Tuesday, 22 October 2019

Preparing the ground

11 September 2019


Having returned from our two-week tour of Egypt, we slept for a couple of days, and then threw ourselves into preparing the garden for some 'hard landscaping'.  This essentially means we get a digger in to do a bit of reconstruction, ideally without trashing any of our trees or existing infrastructure.

We have decided to put a large wildlife pond in the space where we have serially failed to grow very much - the six beds at the bottom of the hill.  It is the flattest area we have, and six beds of one metre by four gives  us around four by eight metres, including spaces between beds. 

So Dave started by strimming all the long grass, so we could see what we were doing.

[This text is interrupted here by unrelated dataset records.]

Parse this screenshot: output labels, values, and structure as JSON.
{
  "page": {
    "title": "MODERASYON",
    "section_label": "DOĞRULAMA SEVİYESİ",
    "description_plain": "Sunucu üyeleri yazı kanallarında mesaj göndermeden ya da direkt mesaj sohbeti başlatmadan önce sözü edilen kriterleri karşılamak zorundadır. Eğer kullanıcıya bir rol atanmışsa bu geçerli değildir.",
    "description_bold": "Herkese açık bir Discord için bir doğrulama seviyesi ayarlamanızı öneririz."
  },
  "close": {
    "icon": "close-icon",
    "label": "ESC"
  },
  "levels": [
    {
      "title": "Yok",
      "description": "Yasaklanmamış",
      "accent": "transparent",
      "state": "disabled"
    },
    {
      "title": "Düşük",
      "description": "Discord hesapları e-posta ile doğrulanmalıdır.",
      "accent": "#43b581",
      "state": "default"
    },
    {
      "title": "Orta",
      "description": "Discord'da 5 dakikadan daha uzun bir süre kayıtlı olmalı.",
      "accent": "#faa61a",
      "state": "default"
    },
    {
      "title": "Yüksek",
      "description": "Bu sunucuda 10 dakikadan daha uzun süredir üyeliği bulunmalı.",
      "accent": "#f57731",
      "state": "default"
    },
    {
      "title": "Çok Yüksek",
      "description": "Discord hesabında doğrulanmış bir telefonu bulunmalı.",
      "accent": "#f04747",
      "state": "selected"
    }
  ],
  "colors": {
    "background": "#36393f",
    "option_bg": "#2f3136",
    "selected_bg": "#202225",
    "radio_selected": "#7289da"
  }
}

 This shows the edge of the beds that have never done very well, now sadly overgrown.  There is also an unused raised bed, that I made to get some decent wood used up and out of the house before the floor went in.  

 Tackling some very overgrown areas.

 While I disentangled all the growth in the mobile chicken netting, and rolled it away neatly for another time.

 While we were away, Rowan and Paris stayed in the house to look after it for us, and Rowan got on with more of the terrace, putting in these lovely steps to the south.

 This is the area I cut and cleared.  It is the bank below the house, and was full of building rubble, branches, irrigation pipes and very overgrown.  The flourishing plant at the top left of the photo is my prized comfrey, which grows wild in the UK but needs to be positioned on top of our grey water outlet to survive our summer.

Further along the bank to the right, behind the mixer, there is a lot of lime overflow from cleaning out the mixer.  This will have to be dug out.